The woman’s eyes did not change, remaining distrustful, dangerous. “What you offer? Make her wife?” She laughed out the rudest, most disgusting noise he had ever heard exuded from any body orifice.
He could not make her his wife, so the woman’s words bore little sting. There was too much to accomplish before taking a bride and he came from a modest background. A whore he might take, but a wife of questionable origin? Worse yet, a Wildkin whore?
“I will buy her.”
“Buy her?!” The woman snorted and cackled, bending in half as laughter wracked her body. “You cannot even beat his price for one night! How you buy her with no money?”
“Name your price and I will make good on it.”
Her laughter stopped so abruptly she sputtered and choked.
He was serious.
Miyakitsu again narrated, saying, “Name your price, Madame, name your challenge.”
He nodded; the breath caught in his throat at the way light shone in the unbelievably dark gems of her eyes.
“She names impossible task. A quest no man succeed at.”
He nodded, remembering well the dangerous journey he embarked on to save her from enslavement.
“You promise to remind me of adventure?”
“Yes,” he whispered, jaw clenched. “Tomorrow.” His was the whitest of lies.
She smiled, ready to hold him to the promise made today … Tomorrow.
That, he believed, was the greatest of mercies: that she did not know what she could not know.
The only part of the story he can never be certain is true or not, p
ained him in the guessing.
“While you adventure to save me,” Miyakitsu said, “I am well kept, untouched.”

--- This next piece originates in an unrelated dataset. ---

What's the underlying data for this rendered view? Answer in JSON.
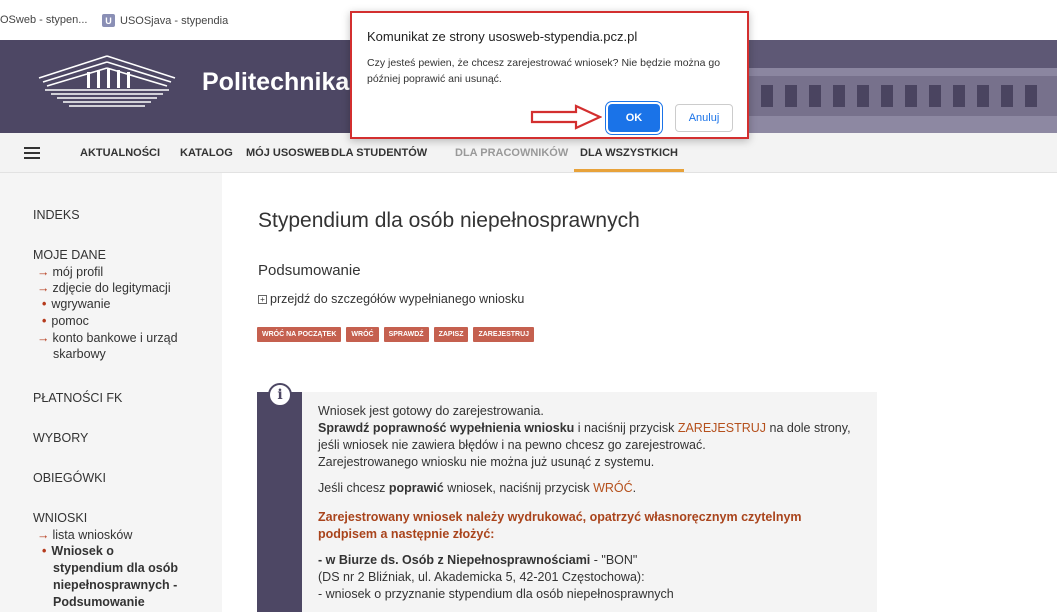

He told her that every time, hoping that if he heard it enough, perhaps he, too, would believe it. For to know he left her—with no memory to tell her otherwise—where she might have been ill-used in his absence was too much for a man to bear.
“Madame takes her payment. I am yours. Then real adventure begins!” She snuggles against him, her body fitting into his own, a living perfection.
This was what he waited for every day—what he worked for with unerring consistency and hope—the moment she trusted him again. The moment she knew deep in her shifting bones she could trust him.
These were the magic hours. The brief time remaining before she dozed off and all the progress he’d made slid away in an avalanche.
He had just enough friends to know no other man would do all that he did so regularly, so readily.
He felt sorry for them, realizing, because it proved they had not found true love. For that reason, he hugged her tight and knew that something found could again be lost if one wasn’t careful.
Aboard the Tempest
It was as Ginger Jack and Rowen slithered through tunnel after tunnel in the belly of the Tempest wearing insulated suits against the heat that Rowen fogged up his mask talking about Jordan. “Is that all you have to talk about?” Jack asked. “This girl? Hammer.”
Rowen handed him a hammer. “You started it. You were talking about Elizabeth…”
“In a completely respectful and professional way!”
Rowen laughed. “Talking about the shape of a woman’s body is somehow tied to the profession of engineer, is it?”
“We have a keen eye for good structure and Evie’s built just right,” he added with a laugh of his own.
“Jordan is proportioned … differently?” Rowen said, thinking back.
“Jordan is a girl, Evie is a full-fledged woman,” Jack said. “Therein lies the difference.”
“But, if one were to compare them, bit by bit…” And so Rowen began to, naming off each attribute in a way so clearly comparative Jack might’ve drawn a chart. It was as Rowen worked on his own and still rambled on about Jordan that things began to go badly.